Atheists say that Christians believe in “walking corpses”. In fact, the above small dive into the Christian Bible reveals that Christians actually do not believe that Christ became a “walking corpse”, but that he became a changed man. A few more Bible passages give the backdrop.

On the evening of that first day of the week, when the doors were locked, where the disciples were, for fear of the Jews, Jesus came and stood in their midst and said to them, "Peace be with you." When he had said this, he showed them his hands and his side. The disciples rejoiced when they saw the Lord. (Jesus) said to them again, "Peace be with you. As the Father has sent me, so I send you." And when he had said this, he breathed on them and said to them, "Receive the holy Spirit. Whose sins you forgive are forgiven them, and whose sins you retain are retained. (John 20: 19-23)

But someone may say, "How are the dead raised? With what kind of body will they come back?" You fool! What you sow is not brought to life unless it dies. And what you sow is not the body that is to be but a bare kernel of wheat, perhaps, or of some other kind; but God gives it a body as he chooses, and to each of the seeds its own body. … So also is the resurrection of the dead. It is sown corruptible; it is raised incorruptible. It is sown dishonorable; it is raised glorious. It is sown weak; it is raised powerful. It is sown a natural body; it is raised a spiritual body. If there is a natural body, there is also a spiritual one. (1 Corr 15: 35-38, 42-44)
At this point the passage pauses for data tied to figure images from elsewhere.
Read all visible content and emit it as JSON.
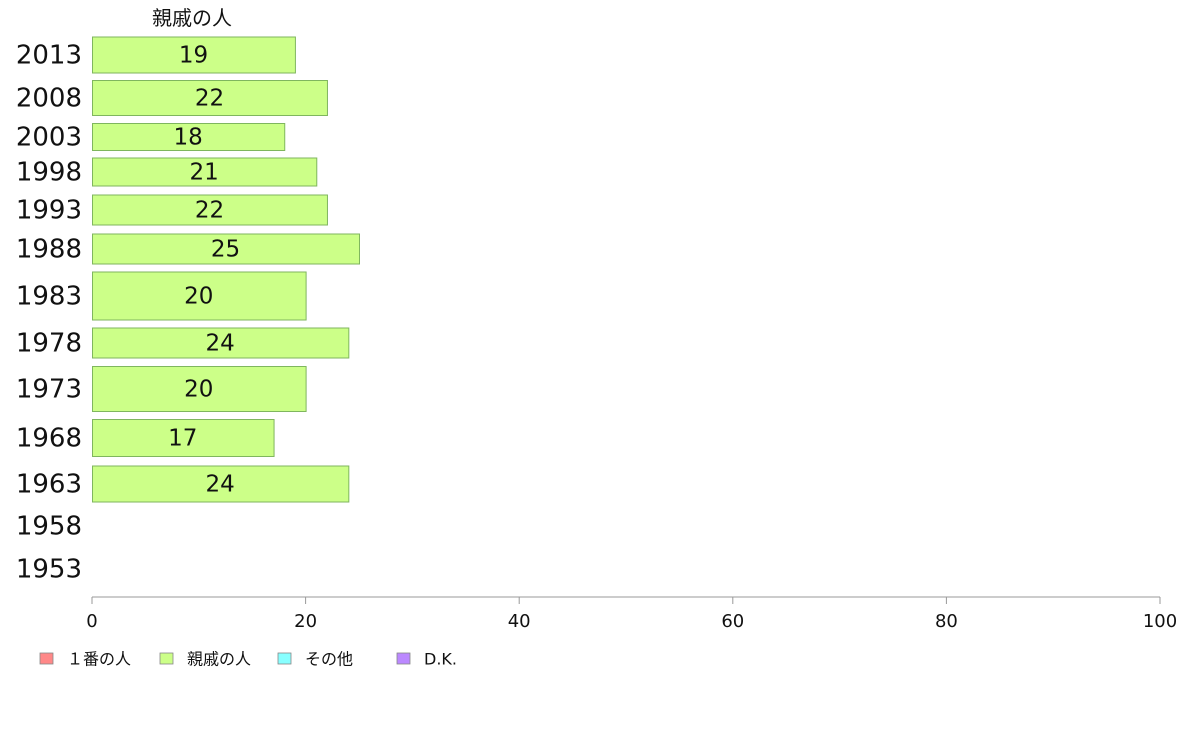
{
  "chart_data": {
    "type": "bar",
    "orientation": "horizontal",
    "column_title": "親戚の人",
    "categories": [
      "2013",
      "2008",
      "2003",
      "1998",
      "1993",
      "1988",
      "1983",
      "1978",
      "1973",
      "1968",
      "1963",
      "1958",
      "1953"
    ],
    "series": [
      {
        "name": "親戚の人",
        "color": "#ccff88",
        "values": [
          19,
          22,
          18,
          21,
          22,
          25,
          20,
          24,
          20,
          17,
          24,
          null,
          null
        ],
        "labels": [
          "19",
          "22",
          "18",
          "21",
          "22",
          "25",
          "20",
          "24",
          "20",
          "17",
          "24",
          "",
          ""
        ]
      }
    ],
    "xlim": [
      0,
      100
    ],
    "xticks": [
      0,
      20,
      40,
      60,
      80,
      100
    ],
    "grid": false,
    "legend_position": "bottom-left",
    "legend": [
      {
        "label": "１番の人",
        "color": "#ff8888"
      },
      {
        "label": "親戚の人",
        "color": "#ccff88"
      },
      {
        "label": "その他",
        "color": "#88ffff"
      },
      {
        "label": "D.K.",
        "color": "#bb88ff"
      }
    ]
  }
}
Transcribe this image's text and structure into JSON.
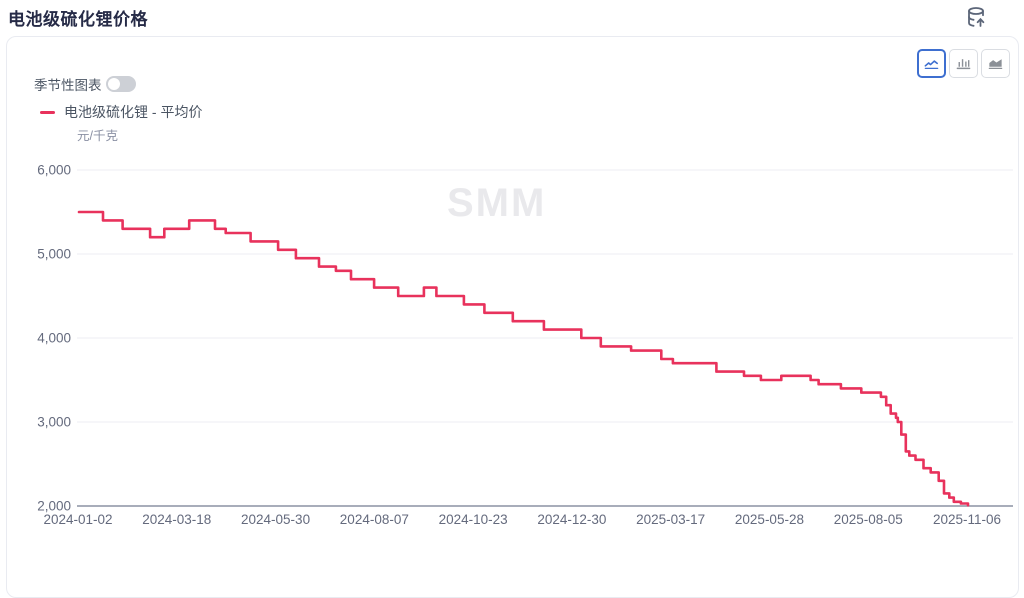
{
  "page": {
    "title": "电池级硫化锂价格"
  },
  "header": {
    "icon": "database-upload-icon"
  },
  "controls": {
    "seasonal_toggle_label": "季节性图表",
    "seasonal_toggle_state": "off",
    "chart_type_buttons": [
      {
        "icon": "line-chart-icon",
        "active": true
      },
      {
        "icon": "bar-chart-icon",
        "active": false
      },
      {
        "icon": "area-chart-icon",
        "active": false
      }
    ]
  },
  "legend": {
    "series_label": "电池级硫化锂 - 平均价",
    "series_color": "#e8325c"
  },
  "watermark": "SMM",
  "colors": {
    "line": "#e8325c",
    "grid": "#ededf3",
    "axis": "#8b92a3",
    "tick_text": "#646a7d",
    "active_button": "#3e6fd0"
  },
  "chart_data": {
    "type": "line",
    "style": "step-after",
    "title": "电池级硫化锂价格",
    "ylabel_unit": "元/千克",
    "y_range": [
      2000,
      6000
    ],
    "y_ticks": [
      6000,
      5000,
      4000,
      3000,
      2000
    ],
    "grid": "horizontal",
    "legend_position": "top-left",
    "x_ticks": [
      "2024-01-02",
      "2024-03-18",
      "2024-05-30",
      "2024-08-07",
      "2024-10-23",
      "2024-12-30",
      "2025-03-17",
      "2025-05-28",
      "2025-08-05",
      "2025-11-06"
    ],
    "series": [
      {
        "name": "电池级硫化锂 - 平均价",
        "color": "#e8325c",
        "points": [
          [
            0.0,
            5500
          ],
          [
            0.027,
            5400
          ],
          [
            0.049,
            5300
          ],
          [
            0.08,
            5200
          ],
          [
            0.096,
            5300
          ],
          [
            0.124,
            5400
          ],
          [
            0.153,
            5300
          ],
          [
            0.165,
            5250
          ],
          [
            0.193,
            5150
          ],
          [
            0.224,
            5050
          ],
          [
            0.244,
            4950
          ],
          [
            0.27,
            4850
          ],
          [
            0.289,
            4800
          ],
          [
            0.306,
            4700
          ],
          [
            0.332,
            4600
          ],
          [
            0.359,
            4500
          ],
          [
            0.388,
            4600
          ],
          [
            0.402,
            4500
          ],
          [
            0.433,
            4400
          ],
          [
            0.456,
            4300
          ],
          [
            0.488,
            4200
          ],
          [
            0.523,
            4100
          ],
          [
            0.565,
            4000
          ],
          [
            0.587,
            3900
          ],
          [
            0.621,
            3850
          ],
          [
            0.655,
            3750
          ],
          [
            0.668,
            3700
          ],
          [
            0.717,
            3600
          ],
          [
            0.748,
            3550
          ],
          [
            0.767,
            3500
          ],
          [
            0.79,
            3550
          ],
          [
            0.823,
            3500
          ],
          [
            0.832,
            3450
          ],
          [
            0.857,
            3400
          ],
          [
            0.88,
            3350
          ],
          [
            0.902,
            3300
          ],
          [
            0.908,
            3200
          ],
          [
            0.913,
            3100
          ],
          [
            0.919,
            3050
          ],
          [
            0.921,
            3000
          ],
          [
            0.925,
            2850
          ],
          [
            0.93,
            2650
          ],
          [
            0.934,
            2600
          ],
          [
            0.941,
            2550
          ],
          [
            0.95,
            2450
          ],
          [
            0.958,
            2400
          ],
          [
            0.967,
            2300
          ],
          [
            0.973,
            2150
          ],
          [
            0.979,
            2100
          ],
          [
            0.984,
            2050
          ],
          [
            0.992,
            2030
          ],
          [
            1.0,
            2010
          ]
        ]
      }
    ]
  }
}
In the Gospel of John, Jesus came to his Apostles even though the doors to the room in which they were was locked, and he breathed on them. In 1 Corr, St. Paul describes the resurrected body as incorruptible in contrast to our current corruptible body, or “seed”. Christ was the first person to experience this transformation. Christians believe that on the last day of this corruptible world, or Judgment Day, the faithful dead will rise to incorruptibility on the New Earth.

So, in judging Christianity, its most fundamental tenet must be examined more closely by Atheists. Christians actually don’t believe that “rising from the dead” brings about zombies or half-dead persons. By looking at the Christian Bible, it can be seen that Christians actually believe that people can come back after death changed in the best possible way (“incorruptible”).

Atheists as well as Christians realize that the rising of Jesus approximately 2000 years ago in history and the future rising of the world’s dead cannot be proven. However, these events have taken or will take place outside our empirical domain, i.e., not in our testable, or empirical time and space. One must take it on informed faith through the Bible and Church Tradition from the Apostles, or first-hand witnesses that these events did and will happen.

Further, one can arrive at Christian belief in other ways. Since many historical Christian tenets are not provable directly, one must look indirectly at the available historical data. As described in Your God is Too Small, by J.B. Phillips, it stands to wonder how a cowering group of Jews (the Apostles) in the ancient Middle East went onto become boisterous and vociferous spreaders of “The Way” (of Christ). “Nor was this a short-lived spirit of defiant courage, but a steady flame of conviction which baffled, embarrassed, and infuriated the authorities for years as the [Christian] movement began to spread throughout the then-known world.” (Part 2, Section VIII, subsection 1)

Also note Part I, Section X, “Perennial Grievance”, or “God is a Disappointment”: “God will inevitably appear to disappoint the man who is attempting to use Him as a convenience, a prop, or a comfort, for his own plans. God has never been known to disappoint the man who is sincerely wanting to co-operate with His own [God’s] purposes. … But they [the former men] misunderstand the conditions of this present temporary life in which God withholds His Hand, in order, so to speak, to allow room for His plan of free-will to work itself out. Justice will be fully vindicated when the curtain falls on the present stage, the house-lights go on, and we go out into the Real World.”)

Yes, I admit that I don’t know with 100% certainty that a Jew from ancient Palestine rose from the dead, but I have faith and hope that he will prove me right when the time is right for His return in Glory.